電子ジャー、小瓶とかよりデカくて狙いつけやすいんだけど、それは向こうも同じってことか。そりゃ上からホバーしてたらピッコロ大魔王の視線遮ってても見えるし、なんか準備してたなら対策するわな。ピッコロ大魔王に意識取られすぎた。

散々シミュレーションした位置から、電子ジャー微妙に動いてる。音がないってことは、指向性の電磁石でも使ったか?それくらいなら作れるだろうな、ホイポイカプセル存在してるくらいだし。

この場合、その数ミリが命取りなのだから恐ろしい。

案の定、魔封波は外れた。力尽きかける亀仙人を大至急回収、気を送り込んで応急処置をする。なんとか致命傷で済んだな、ギリ生きてる。ただこの状況、ICUにいる老人状態なので気を送るのをやめた瞬間たぶん死ぬ。

 

「はーっはっはっは!バカめ!無駄死にしおった!死におったぞバカめーっ!」

「死んでねえけど!?」

 

確かに手を離した瞬間あの世行きそうなくらい死にかけだけどさあ!

 

「さて、ドラゴンボールを持っているのはきさまか」

「その通り」

「そうか、ならば……」

「!餃子、逃げろ!」

 

俺は亀仙人から手が物理的に離せない。天津飯の言葉に逃げ出そうとした餃子が、ピッコロ大魔王に捕まった。

……なるほど、人質ね。

 

「ドラゴンボールを渡せ。

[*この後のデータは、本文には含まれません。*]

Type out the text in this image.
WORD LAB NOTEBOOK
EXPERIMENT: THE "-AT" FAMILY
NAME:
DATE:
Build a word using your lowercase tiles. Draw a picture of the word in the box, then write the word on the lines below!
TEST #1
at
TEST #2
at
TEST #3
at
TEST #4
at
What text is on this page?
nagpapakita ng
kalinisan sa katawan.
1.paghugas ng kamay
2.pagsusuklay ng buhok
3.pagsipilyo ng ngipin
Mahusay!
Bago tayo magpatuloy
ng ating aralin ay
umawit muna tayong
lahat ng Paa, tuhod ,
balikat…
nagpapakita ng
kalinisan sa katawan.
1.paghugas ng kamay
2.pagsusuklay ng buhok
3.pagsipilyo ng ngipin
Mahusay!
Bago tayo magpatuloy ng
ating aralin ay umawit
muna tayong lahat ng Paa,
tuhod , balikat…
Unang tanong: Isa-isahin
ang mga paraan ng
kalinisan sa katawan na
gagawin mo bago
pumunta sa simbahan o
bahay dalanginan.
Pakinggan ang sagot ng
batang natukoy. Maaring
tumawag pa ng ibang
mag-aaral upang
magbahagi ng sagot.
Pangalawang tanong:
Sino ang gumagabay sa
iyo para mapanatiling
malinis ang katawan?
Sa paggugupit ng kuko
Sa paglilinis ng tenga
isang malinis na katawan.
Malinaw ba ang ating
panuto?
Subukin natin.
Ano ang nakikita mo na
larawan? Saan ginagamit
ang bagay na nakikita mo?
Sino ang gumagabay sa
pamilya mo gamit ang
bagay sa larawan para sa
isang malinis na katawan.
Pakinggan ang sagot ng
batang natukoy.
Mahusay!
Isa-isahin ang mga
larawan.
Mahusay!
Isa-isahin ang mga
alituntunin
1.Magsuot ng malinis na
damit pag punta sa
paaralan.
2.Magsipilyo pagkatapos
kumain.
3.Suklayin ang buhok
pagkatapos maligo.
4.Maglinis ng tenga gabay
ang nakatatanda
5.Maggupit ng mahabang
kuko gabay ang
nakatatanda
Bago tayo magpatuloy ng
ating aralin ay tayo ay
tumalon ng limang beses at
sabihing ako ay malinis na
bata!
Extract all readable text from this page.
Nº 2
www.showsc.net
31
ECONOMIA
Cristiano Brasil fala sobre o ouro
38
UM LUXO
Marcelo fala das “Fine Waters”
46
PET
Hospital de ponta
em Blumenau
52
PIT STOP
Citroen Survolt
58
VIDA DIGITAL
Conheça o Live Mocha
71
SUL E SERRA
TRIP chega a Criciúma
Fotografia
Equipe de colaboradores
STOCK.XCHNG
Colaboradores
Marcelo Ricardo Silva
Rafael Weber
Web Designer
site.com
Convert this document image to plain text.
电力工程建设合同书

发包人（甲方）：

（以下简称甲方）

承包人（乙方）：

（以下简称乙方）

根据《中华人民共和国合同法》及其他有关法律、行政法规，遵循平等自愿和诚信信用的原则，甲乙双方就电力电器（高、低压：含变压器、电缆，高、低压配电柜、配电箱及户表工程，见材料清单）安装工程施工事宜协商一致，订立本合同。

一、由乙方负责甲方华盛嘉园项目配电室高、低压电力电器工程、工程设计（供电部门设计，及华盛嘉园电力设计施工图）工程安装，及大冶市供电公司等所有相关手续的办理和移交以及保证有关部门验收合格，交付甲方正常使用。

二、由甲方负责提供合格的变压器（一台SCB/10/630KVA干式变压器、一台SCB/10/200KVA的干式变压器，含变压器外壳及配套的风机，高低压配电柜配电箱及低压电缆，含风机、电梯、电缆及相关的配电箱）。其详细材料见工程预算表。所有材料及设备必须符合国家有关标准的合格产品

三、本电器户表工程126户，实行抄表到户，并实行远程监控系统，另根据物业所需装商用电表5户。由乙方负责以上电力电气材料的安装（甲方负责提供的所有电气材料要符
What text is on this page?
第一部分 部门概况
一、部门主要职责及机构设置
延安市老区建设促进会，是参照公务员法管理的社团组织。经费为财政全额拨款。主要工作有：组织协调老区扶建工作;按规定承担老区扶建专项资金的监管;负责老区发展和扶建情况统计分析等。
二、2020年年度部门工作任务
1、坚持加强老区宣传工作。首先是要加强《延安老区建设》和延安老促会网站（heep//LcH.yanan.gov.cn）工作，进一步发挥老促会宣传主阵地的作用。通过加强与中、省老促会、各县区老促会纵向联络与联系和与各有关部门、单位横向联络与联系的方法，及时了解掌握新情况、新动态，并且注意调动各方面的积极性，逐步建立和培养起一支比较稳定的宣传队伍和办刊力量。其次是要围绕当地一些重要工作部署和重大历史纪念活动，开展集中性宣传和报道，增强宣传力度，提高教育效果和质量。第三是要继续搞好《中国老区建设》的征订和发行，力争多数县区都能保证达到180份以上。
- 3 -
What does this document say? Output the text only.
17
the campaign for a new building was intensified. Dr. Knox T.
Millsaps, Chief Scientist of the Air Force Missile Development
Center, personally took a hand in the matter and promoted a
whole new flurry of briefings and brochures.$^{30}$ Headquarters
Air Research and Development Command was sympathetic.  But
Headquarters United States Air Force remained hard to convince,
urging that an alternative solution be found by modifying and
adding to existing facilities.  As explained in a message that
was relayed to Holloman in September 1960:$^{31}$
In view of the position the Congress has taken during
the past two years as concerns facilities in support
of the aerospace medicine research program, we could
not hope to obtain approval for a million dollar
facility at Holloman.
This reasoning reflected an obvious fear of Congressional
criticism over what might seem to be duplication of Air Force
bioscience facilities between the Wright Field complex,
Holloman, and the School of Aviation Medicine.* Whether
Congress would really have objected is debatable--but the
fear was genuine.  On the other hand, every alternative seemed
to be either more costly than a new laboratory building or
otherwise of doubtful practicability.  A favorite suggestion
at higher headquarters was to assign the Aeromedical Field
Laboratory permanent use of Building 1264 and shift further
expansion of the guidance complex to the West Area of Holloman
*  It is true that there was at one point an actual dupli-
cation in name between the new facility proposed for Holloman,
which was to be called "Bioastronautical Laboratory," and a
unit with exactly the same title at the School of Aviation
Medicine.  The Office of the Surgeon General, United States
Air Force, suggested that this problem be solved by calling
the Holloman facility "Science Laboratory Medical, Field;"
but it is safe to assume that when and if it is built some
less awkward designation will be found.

さもなくばこいつを殺す」

「……聞くけどさ、ドラゴンボール使って何すんの?身長でも伸ばすのか?」

「永遠の若さだ。若返り、かつてのすばらしき力を取り戻す!」

「そうか。はい」

 

持ってたドラゴンボール七個を全部その辺に放り投げる。それに気を取られた瞬間を見て、死にかけの亀仙人、ピッコロ大魔王に捕まってた餃子、あとやる気になってた天津飯を気絶させて回収、三人まとめて抱える。

 

「またあとで会おうぜ」

 

言い残して瞬間移動でカメハウスへ移動。はー、ぶった斬れないのも蹴り飛ばせないのも腹立つなこれ。

とりあえず一時撤退だ。地球征服なんぞ成功できると思うなよ、ピッコロ大魔王。